In these circumstances, nurses, case managers, and social workers are prone to discouragement, especially considering this difficult dichotomy and the feeling that there is nothing that can be done to help.
“Nurses and social workers both are helping professions,” Bednarz says. “You have a vision in your head of what that help looks like. But in reality, helping people doesn’t really look like that, people don’t like your intervention, they feel bad, you feel bad, and it’s not what you thought it would be when you chose your career. People are less linear than we think — helping people is not always a rational experience. It wears on you, leaving you feeling like you’re not really helping people.”
Many case managers and social workers leave the field because of this experience. Bednarz has taken up the task of helping them reframe and redefine what it means to help people.
“I remind [case managers] that these individuals are going to be in this experience whether I exist or not, and they’ll need care whether I exist or not,” Bednarz says. “To help by being there beside them as that happens and help them as much as I can through that journey — even though I can’t take them out of that journey — it’s a privilege.”
Bednarz recommends that case managers continue to educate, build rapport with families, and truly spend time reflecting on what it means to help people through these difficult and often unchangeable circumstances.
Another must-do for case managers? Talk with the leadership team and supervisor, in especially difficult situations.
“Stay in touch with clinical supervision to talk through the real emotional trauma of doing this work,” Bednarz says. “Case management can be a lonely experience because you are the person everyone calls to help with issues outside of acute care. People who can’t pay their bills, or who are struggling at home, call the social worker/case manager because that’s who deals with this. It can be lonely because you might be the only one who knows deep down that this person isn’t going to get the help they need.”
Holding the Conversation
In the meantime, educating families by encouraging them to hold difficult conversations earlier can help bring more clarity to a challenging situation.
“From a pragmatic perspective, we and our aging parents need open lines of communication,” said Bednarz. “Where our struggles are, needs are, values are, whether it is important to spend more time in our home even if it doesn’t provide the most support we need, or whether we should leave home sooner, we need to be having those conversations.”
Case managers can suggest that families have meaningful conversations with their aging loved ones, asking questions like: “How do you want to age?
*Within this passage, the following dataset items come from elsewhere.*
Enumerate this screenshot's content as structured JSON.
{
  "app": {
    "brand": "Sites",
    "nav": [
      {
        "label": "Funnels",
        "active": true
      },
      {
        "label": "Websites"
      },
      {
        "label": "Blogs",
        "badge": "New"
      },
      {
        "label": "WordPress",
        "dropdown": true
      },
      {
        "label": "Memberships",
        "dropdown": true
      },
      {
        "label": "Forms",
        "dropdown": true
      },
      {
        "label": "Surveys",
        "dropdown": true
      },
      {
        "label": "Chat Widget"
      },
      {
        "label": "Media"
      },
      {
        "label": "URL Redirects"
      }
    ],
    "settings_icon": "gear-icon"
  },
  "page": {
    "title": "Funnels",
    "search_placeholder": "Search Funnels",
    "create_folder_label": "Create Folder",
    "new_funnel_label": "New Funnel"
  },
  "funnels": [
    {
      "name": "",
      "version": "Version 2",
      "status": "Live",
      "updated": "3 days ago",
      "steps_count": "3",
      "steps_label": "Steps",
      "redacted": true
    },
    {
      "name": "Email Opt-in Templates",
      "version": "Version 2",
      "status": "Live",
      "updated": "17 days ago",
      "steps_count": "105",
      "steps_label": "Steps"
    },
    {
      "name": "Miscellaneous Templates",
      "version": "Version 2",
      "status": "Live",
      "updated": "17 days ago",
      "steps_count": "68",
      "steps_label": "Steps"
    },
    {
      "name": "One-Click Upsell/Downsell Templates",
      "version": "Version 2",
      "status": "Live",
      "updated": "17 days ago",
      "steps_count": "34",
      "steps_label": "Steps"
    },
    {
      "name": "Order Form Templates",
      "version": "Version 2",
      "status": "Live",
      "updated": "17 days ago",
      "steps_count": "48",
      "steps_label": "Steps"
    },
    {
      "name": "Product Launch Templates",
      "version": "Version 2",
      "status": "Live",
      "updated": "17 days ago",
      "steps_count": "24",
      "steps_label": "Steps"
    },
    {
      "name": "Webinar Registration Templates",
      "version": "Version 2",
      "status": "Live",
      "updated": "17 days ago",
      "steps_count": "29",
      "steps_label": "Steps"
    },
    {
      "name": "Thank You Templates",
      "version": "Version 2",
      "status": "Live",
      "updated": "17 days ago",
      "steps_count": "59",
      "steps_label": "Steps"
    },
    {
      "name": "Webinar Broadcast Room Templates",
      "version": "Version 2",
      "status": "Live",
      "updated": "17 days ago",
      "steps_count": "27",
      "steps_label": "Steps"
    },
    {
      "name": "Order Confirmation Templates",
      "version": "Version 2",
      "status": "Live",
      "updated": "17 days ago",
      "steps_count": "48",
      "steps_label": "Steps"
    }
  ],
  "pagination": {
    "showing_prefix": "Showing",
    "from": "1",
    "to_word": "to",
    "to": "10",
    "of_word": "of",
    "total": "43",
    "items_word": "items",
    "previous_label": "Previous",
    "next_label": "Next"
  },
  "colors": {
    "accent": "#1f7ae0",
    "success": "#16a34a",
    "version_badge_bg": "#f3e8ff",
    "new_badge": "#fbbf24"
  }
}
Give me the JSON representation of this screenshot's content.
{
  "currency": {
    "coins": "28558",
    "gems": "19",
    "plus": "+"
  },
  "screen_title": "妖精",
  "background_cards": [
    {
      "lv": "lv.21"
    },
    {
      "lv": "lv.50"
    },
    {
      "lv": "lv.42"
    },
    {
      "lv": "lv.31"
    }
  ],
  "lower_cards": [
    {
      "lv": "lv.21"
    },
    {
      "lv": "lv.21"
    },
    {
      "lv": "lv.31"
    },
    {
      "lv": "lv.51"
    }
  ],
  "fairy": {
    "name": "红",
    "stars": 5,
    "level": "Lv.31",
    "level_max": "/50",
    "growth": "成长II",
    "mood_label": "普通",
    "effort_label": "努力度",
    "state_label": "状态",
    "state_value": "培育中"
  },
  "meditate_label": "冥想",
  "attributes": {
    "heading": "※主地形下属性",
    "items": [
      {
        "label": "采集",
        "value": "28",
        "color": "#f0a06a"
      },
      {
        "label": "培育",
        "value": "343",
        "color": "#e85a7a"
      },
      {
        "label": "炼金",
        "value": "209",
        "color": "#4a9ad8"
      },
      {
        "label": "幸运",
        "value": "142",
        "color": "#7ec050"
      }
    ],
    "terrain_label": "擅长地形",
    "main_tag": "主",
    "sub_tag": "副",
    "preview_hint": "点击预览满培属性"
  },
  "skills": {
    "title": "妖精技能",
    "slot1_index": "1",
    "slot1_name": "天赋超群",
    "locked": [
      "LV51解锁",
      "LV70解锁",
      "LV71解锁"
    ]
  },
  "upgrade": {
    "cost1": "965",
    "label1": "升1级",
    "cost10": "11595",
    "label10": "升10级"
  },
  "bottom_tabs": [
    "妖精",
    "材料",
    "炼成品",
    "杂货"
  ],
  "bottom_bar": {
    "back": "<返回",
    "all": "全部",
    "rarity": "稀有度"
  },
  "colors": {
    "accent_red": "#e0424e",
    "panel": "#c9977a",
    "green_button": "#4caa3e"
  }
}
What is graceful aging to you?”
“Having conversations earlier and more often is better,” Bednarz adds. “Discussing finances is also important. People need to know that we save money for this. These are the rainy-day funds, and this is the rainy day. They often don’t want to touch these savings, but this is the reason we save and put the money aside, because this is needed care.”
Elder care in the United States is increasingly a “major source of moral distress in the hospital case management and social work world,” according to Lisa Bednarz, LCSW, CMAC, ACM-SW, ASW-G, regional director of case management for Robert Wood Johnson Barnabas Health.